Meet Ashley Lubyk, a professor with the Department of Sustainable Construction Management Technology at Okanagan College’s Penticton campus.
Q: What is your education and background?
A: I have a Master in Building Science from Ryerson University (Toronto), and a Bachelor of Science from the University of Calgary. In the 11 years between degrees, I worked in various capacities in the ENGO sector and ran a small natural building company, building straw bale houses and teaching hands-on workshops all across Western Canada.
Q: What is your area of interest?
A: It’s in working toward a future whereby human activity is a force for good on this planet, not just doing less damage but in supporting rich, biodiverse, healthy, vital communities, both human and non-human. The built environment presents countless opportunities to express this potential.
Q: When did you know you had found your discipline?
A: When I learned that North American’s spend 90% of their lives inside buildings, 5% of their lives in cars and only 5% of their lives outside. The human “environment” is now an indoor one, so how we shape these spaces has a profound effect on our health, our overall sense of well-being, and it influences how we connect and related to the world beyond four walls.

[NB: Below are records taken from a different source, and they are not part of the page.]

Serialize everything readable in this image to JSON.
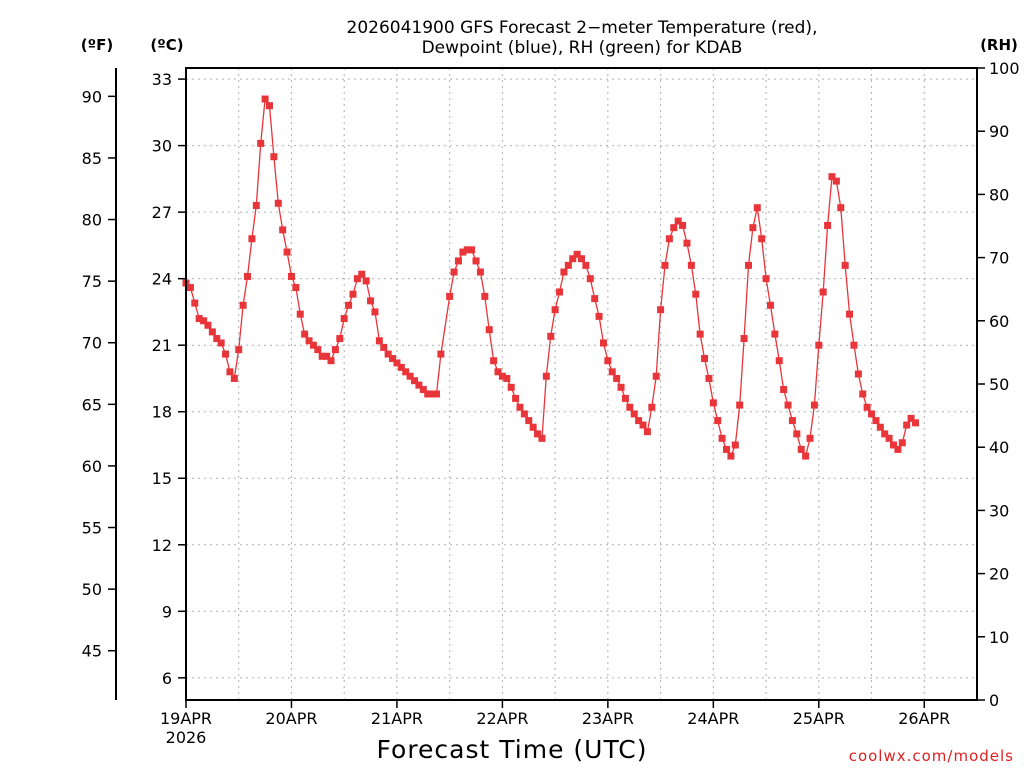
{
  "chart_data": {
    "type": "line",
    "title": "2026041900 GFS Forecast 2-meter Temperature (red), Dewpoint (blue), RH (green) for KDAB",
    "title_lines": [
      "2026041900 GFS Forecast 2−meter Temperature (red),",
      "Dewpoint (blue), RH (green) for KDAB"
    ],
    "xlabel": "Forecast Time (UTC)",
    "credit": "coolwx.com/models",
    "x_range_hours": [
      0,
      180
    ],
    "x_ticks": [
      {
        "hour": 0,
        "label": "19APR",
        "sublabel": "2026"
      },
      {
        "hour": 24,
        "label": "20APR"
      },
      {
        "hour": 48,
        "label": "21APR"
      },
      {
        "hour": 72,
        "label": "22APR"
      },
      {
        "hour": 96,
        "label": "23APR"
      },
      {
        "hour": 120,
        "label": "24APR"
      },
      {
        "hour": 144,
        "label": "25APR"
      },
      {
        "hour": 168,
        "label": "26APR"
      }
    ],
    "y_left_c": {
      "unit": "(ºC)",
      "range": [
        5,
        33.5
      ],
      "ticks": [
        6,
        9,
        12,
        15,
        18,
        21,
        24,
        27,
        30,
        33
      ]
    },
    "y_left_f": {
      "unit": "(ºF)",
      "ticks": [
        45,
        50,
        55,
        60,
        65,
        70,
        75,
        80,
        85,
        90
      ]
    },
    "y_right": {
      "unit": "(RH)",
      "range": [
        0,
        100
      ],
      "ticks": [
        0,
        10,
        20,
        30,
        40,
        50,
        60,
        70,
        80,
        90,
        100
      ]
    },
    "series": [
      {
        "name": "Temperature",
        "unit": "C",
        "color": "#e8353a",
        "marker": "filled-square",
        "points": [
          [
            0,
            23.8
          ],
          [
            1,
            23.6
          ],
          [
            2,
            22.9
          ],
          [
            3,
            22.2
          ],
          [
            4,
            22.1
          ],
          [
            5,
            21.9
          ],
          [
            6,
            21.6
          ],
          [
            7,
            21.3
          ],
          [
            8,
            21.1
          ],
          [
            9,
            20.6
          ],
          [
            10,
            19.8
          ],
          [
            11,
            19.5
          ],
          [
            12,
            20.8
          ],
          [
            13,
            22.8
          ],
          [
            14,
            24.1
          ],
          [
            15,
            25.8
          ],
          [
            16,
            27.3
          ],
          [
            17,
            30.1
          ],
          [
            18,
            32.1
          ],
          [
            19,
            31.8
          ],
          [
            20,
            29.5
          ],
          [
            21,
            27.4
          ],
          [
            22,
            26.2
          ],
          [
            23,
            25.2
          ],
          [
            24,
            24.1
          ],
          [
            25,
            23.6
          ],
          [
            26,
            22.4
          ],
          [
            27,
            21.5
          ],
          [
            28,
            21.2
          ],
          [
            29,
            21.0
          ],
          [
            30,
            20.8
          ],
          [
            31,
            20.5
          ],
          [
            32,
            20.5
          ],
          [
            33,
            20.3
          ],
          [
            34,
            20.8
          ],
          [
            35,
            21.3
          ],
          [
            36,
            22.2
          ],
          [
            37,
            22.8
          ],
          [
            38,
            23.3
          ],
          [
            39,
            24.0
          ],
          [
            40,
            24.2
          ],
          [
            41,
            23.9
          ],
          [
            42,
            23.0
          ],
          [
            43,
            22.5
          ],
          [
            44,
            21.2
          ],
          [
            45,
            20.9
          ],
          [
            46,
            20.6
          ],
          [
            47,
            20.4
          ],
          [
            48,
            20.2
          ],
          [
            49,
            20.0
          ],
          [
            50,
            19.8
          ],
          [
            51,
            19.6
          ],
          [
            52,
            19.4
          ],
          [
            53,
            19.2
          ],
          [
            54,
            19.0
          ],
          [
            55,
            18.8
          ],
          [
            56,
            18.8
          ],
          [
            57,
            18.8
          ],
          [
            58,
            20.6
          ],
          [
            60,
            23.2
          ],
          [
            61,
            24.3
          ],
          [
            62,
            24.8
          ],
          [
            63,
            25.2
          ],
          [
            64,
            25.3
          ],
          [
            65,
            25.3
          ],
          [
            66,
            24.8
          ],
          [
            67,
            24.3
          ],
          [
            68,
            23.2
          ],
          [
            69,
            21.7
          ],
          [
            70,
            20.3
          ],
          [
            71,
            19.8
          ],
          [
            72,
            19.6
          ],
          [
            73,
            19.5
          ],
          [
            74,
            19.1
          ],
          [
            75,
            18.6
          ],
          [
            76,
            18.2
          ],
          [
            77,
            17.9
          ],
          [
            78,
            17.6
          ],
          [
            79,
            17.3
          ],
          [
            80,
            17.0
          ],
          [
            81,
            16.8
          ],
          [
            82,
            19.6
          ],
          [
            83,
            21.4
          ],
          [
            84,
            22.6
          ],
          [
            85,
            23.4
          ],
          [
            86,
            24.3
          ],
          [
            87,
            24.6
          ],
          [
            88,
            24.9
          ],
          [
            89,
            25.1
          ],
          [
            90,
            24.9
          ],
          [
            91,
            24.6
          ],
          [
            92,
            24.0
          ],
          [
            93,
            23.1
          ],
          [
            94,
            22.3
          ],
          [
            95,
            21.1
          ],
          [
            96,
            20.3
          ],
          [
            97,
            19.8
          ],
          [
            98,
            19.5
          ],
          [
            99,
            19.1
          ],
          [
            100,
            18.6
          ],
          [
            101,
            18.2
          ],
          [
            102,
            17.9
          ],
          [
            103,
            17.6
          ],
          [
            104,
            17.4
          ],
          [
            105,
            17.1
          ],
          [
            106,
            18.2
          ],
          [
            107,
            19.6
          ],
          [
            108,
            22.6
          ],
          [
            109,
            24.6
          ],
          [
            110,
            25.8
          ],
          [
            111,
            26.3
          ],
          [
            112,
            26.6
          ],
          [
            113,
            26.4
          ],
          [
            114,
            25.6
          ],
          [
            115,
            24.6
          ],
          [
            116,
            23.3
          ],
          [
            117,
            21.5
          ],
          [
            118,
            20.4
          ],
          [
            119,
            19.5
          ],
          [
            120,
            18.4
          ],
          [
            121,
            17.6
          ],
          [
            122,
            16.8
          ],
          [
            123,
            16.3
          ],
          [
            124,
            16.0
          ],
          [
            125,
            16.5
          ],
          [
            126,
            18.3
          ],
          [
            127,
            21.3
          ],
          [
            128,
            24.6
          ],
          [
            129,
            26.3
          ],
          [
            130,
            27.2
          ],
          [
            131,
            25.8
          ],
          [
            132,
            24.0
          ],
          [
            133,
            22.8
          ],
          [
            134,
            21.5
          ],
          [
            135,
            20.3
          ],
          [
            136,
            19.0
          ],
          [
            137,
            18.3
          ],
          [
            138,
            17.6
          ],
          [
            139,
            17.0
          ],
          [
            140,
            16.3
          ],
          [
            141,
            16.0
          ],
          [
            142,
            16.8
          ],
          [
            143,
            18.3
          ],
          [
            144,
            21.0
          ],
          [
            145,
            23.4
          ],
          [
            146,
            26.4
          ],
          [
            147,
            28.6
          ],
          [
            148,
            28.4
          ],
          [
            149,
            27.2
          ],
          [
            150,
            24.6
          ],
          [
            151,
            22.4
          ],
          [
            152,
            21.0
          ],
          [
            153,
            19.7
          ],
          [
            154,
            18.8
          ],
          [
            155,
            18.2
          ],
          [
            156,
            17.9
          ],
          [
            157,
            17.6
          ],
          [
            158,
            17.3
          ],
          [
            159,
            17.0
          ],
          [
            160,
            16.8
          ],
          [
            161,
            16.5
          ],
          [
            162,
            16.3
          ],
          [
            163,
            16.6
          ],
          [
            164,
            17.4
          ],
          [
            165,
            17.7
          ],
          [
            166,
            17.5
          ]
        ]
      }
    ]
  }
}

Q: Why did you choose to work at Okanagan College?
A: It was really about the people and their commitment to student learning. Okanagan College has a great reputation in the community and its programs are tailored to address current needs with an eye on the future.
Q: What do you like most about the work you do?
A: I suppose it is the opportunity to help people make sense of this world – to understand the innumerable connections, seen and unseen, that underpin the health and vitality of the natural world, the built environment and human culture. In doing so, I come to better understand it myself.
Q: Favourite teaching experience?
A: Seeing the students present their final capstone project results – projects grounded in the community and in real problems facing the architecture, engineering and construction (AEC) sector. It is always so rewarding to see the incredible work the students produce, to see the delight of the host organizations, and to see how far the students have come from that first day of class.
Q: Who gave you the best advice you ever received?
A: The former executive director of a not-for-profit organization I worked for straight out of my undergraduate degree once said, “How you do anything is how you do everything.” That advice has always stuck with me.
Q: What advice do you have for new students?
A: While results and vision are important to a project’s success, do not overlook the process. The connections made between people and the community is where the real magic happens.
Q: Why do you think people should study Sustainable Construction Management Technology?
A: It is now understood that we must eliminate all emissions from the built environment by 2040 if Paris Climate Agreement targets are to be met. To do this, most of the 1.6 trillion square feet of building stock already in existence world-wide will need to be retrofitted for energy performance and all new buildings — an equivalent square footage of an entire New York City constructed every month between now and 2040 — will need to be designed to meet net-zero-carbon building standards. Building professionals with a strong command of sustainable and high-performance building principles are urgently needed to support this transition.
Q: If you could go back in time, is there anything you would do differently?
A: I would read more fiction … and spend more time gathering stories from my elders.
Q: Where are you the happiest?
A: On my bicycle, riding long distances with friends.